Which leaves us with the idea that the Liberals are just acting in a fit of pique. If so, this may not be such a bad time to do it. Unlike 2006, when Liberal preferences almost gifted Labor control of the legislative council, there is not much at stake here that the Liberals should really care about, so there’s something to be said for taking the opportunity to show the Greens that they can’t be taken for granted.
It’s not even clear that it’s such a big benefit to the ALP. Although the morning papers are repeating the line that Labor is now safe in the inner-city seats, I think a commenter on Antony Green’s blog last night was probably closer to the truth when they suggested that this makes Melbourne and Richmond more rather than less of a contest — with Liberal preferences against them, Labor could have just written those seats off, whereas now (as my colleague William Bowe explains) they will be line-ball.
It remains to be seen whether the Liberals’ decision will hurt the Green primary vote. It might, by reducing the aura of inevitability about their progress. But it seems more likely that it will work to their benefit, as the Greens portray themselves as the only independent voice standing out against the their colluding opponents in the “old parties”.
If the Liberals really thought they could wipe out the Greens, they’ve left it much too late. At some point the two will have to deal with each other, and having vented a bit of their aggression yesterday the Liberals might just find that easier in the future.
Charles’ tone of “righteous indignation” is palatable! How dare those treacherous Liberals deny the Greens their rightful place in the lower house!
Another question though is why would the Libs want Greens to have the balance of power? Antony Green’s assessment that they have made a “principled” decision is correct, and whether or not it is “tactically” the right one or not is irrelevant.
Or it should be to people like the Greens who say they have “principles” Who never tire of attacking the other parties’ “politics as usual”. Except when unprincipled, cynical and manipulative preference decisions benefit them.
Russell – The Libs would benefit from the Greens having the balance of power (as opposed to gifting Labs an outright return to government) because:
1. The Greens could have formed minority government with the Libs – they never ruled this out.
2. Libs and Greens could have combined to pass legislation against the Labs government (if they formed minority government with them instead).
Fair points Dr Strangelove but I think that, in the end, it was a genuinely difficult decision for the Libs to make.

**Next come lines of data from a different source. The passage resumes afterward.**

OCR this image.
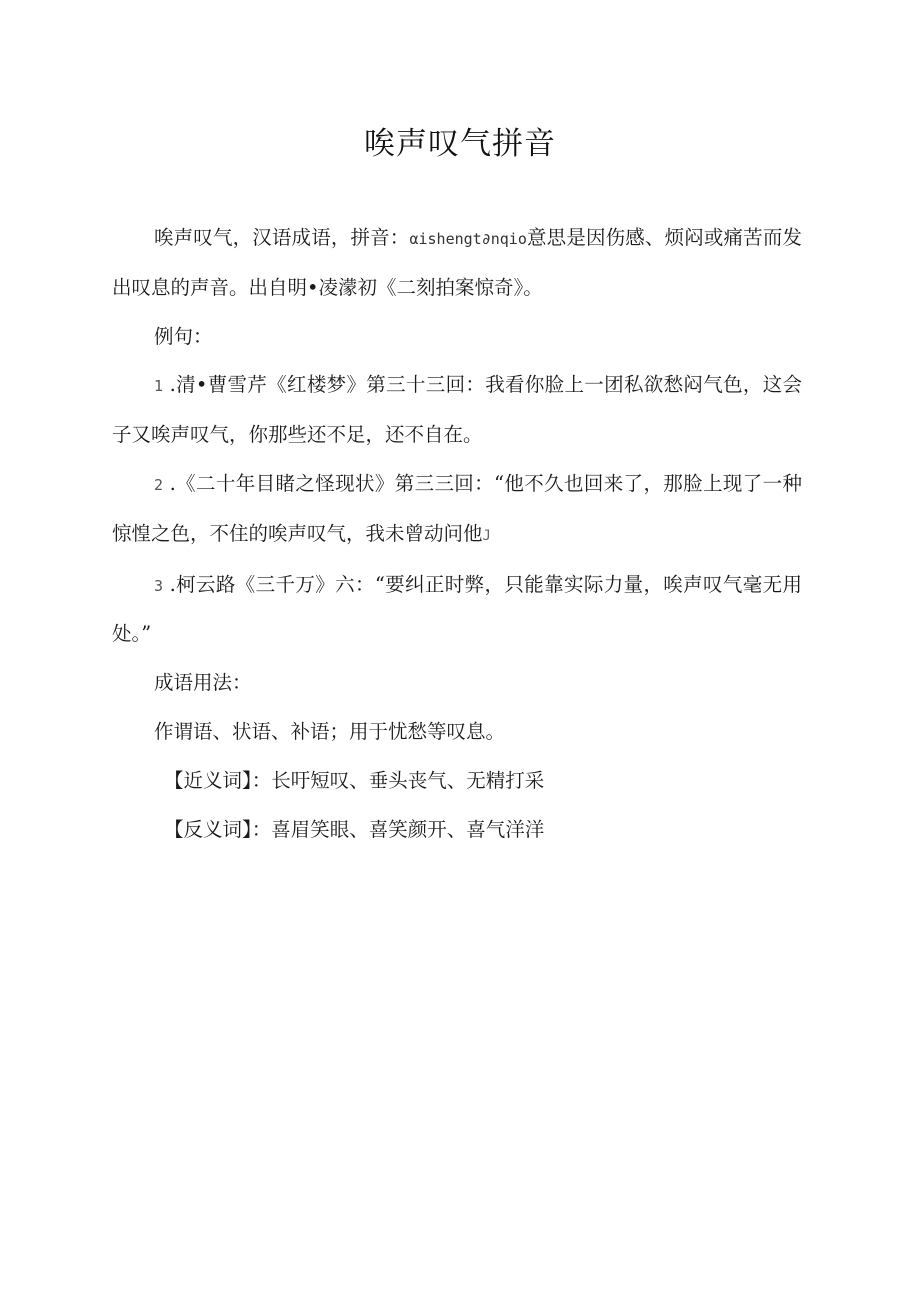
唉声叹气拼音

唉声叹气，汉语成语，拼音：αishengt∂nqio意思是因伤感、烦闷或痛苦而发出叹息的声音。出自明•凌濛初《二刻拍案惊奇》。

例句：

1 .清•曹雪芹《红楼梦》第三十三回：我看你脸上一团私欲愁闷气色，这会子又唉声叹气，你那些还不足，还不自在。

2 .《二十年目睹之怪现状》第三三回：“他不久也回来了，那脸上现了一种惊惶之色，不住的唉声叹气，我未曾动问他J

3 .柯云路《三千万》六：“要纠正时弊，只能靠实际力量，唉声叹气毫无用处。”

成语用法：

作谓语、状语、补语；用于忧愁等叹息。

【近义词】：长吁短叹、垂头丧气、无精打采

【反义词】：喜眉笑眼、喜笑颜开、喜气洋洋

However I also think that the Greens were playing their own little game on this- they would have taken Lib preferences and then sided with a minority ALP government.
I suspect that the Libs have been pretty smart in a way- they voters they lose in the inner city are irrelevant and they were never going to pick up preferences to win any seats from the Greens in eastern suburban seats because Green voters tend not to shift preferences on the basis of a ‘How To Vote’ card. Liberal and Labor voters do.
I agree with Russell though that, in essence, the Greens are righteous hypocrites on the issue. They can take Liberal preferences and win with a lower primary vote than the ALP in Melbourne and they are “making history” (witness Adam Bandt); when the ALP does the same (and possibly with a higher primary vote than the Greens, for what it is worth; we’ll see) then it is somehow ‘convergence’ or ‘ideological sameness’. What rubbish!
@Russell – leaving aside the abuse, you’re right that there’s an implicit assumption in what I wrote, namely that the Liberals didn’t make the decision out of principle. I stand by that; I don’t think any political party makes those sort of decisions out of principle. It’s always either something to do with their internal politics, something they can get from the other party, or some calculation of electoral advantage – including, perhaps, the advantage of appearing principled. And that goes for the Greens just as much as any of the others.
Thanks Charles (and I didn’t mean to be abusive, I enjoy your work here, and always read it). It’s going to be fascinating in March where I live (inner west of Sydney). The parties have the “opt out” of not issuing preferences, but will they? In Balmain in 2007, the Libs did that after failing to reach an agreement with the local Greens candidate. They came third and about 75% of their vote was exhausted. But the allocated prefs went 2:1 to the Libs anyway, perhaps reflecting what the inner city “Green heartland” really is.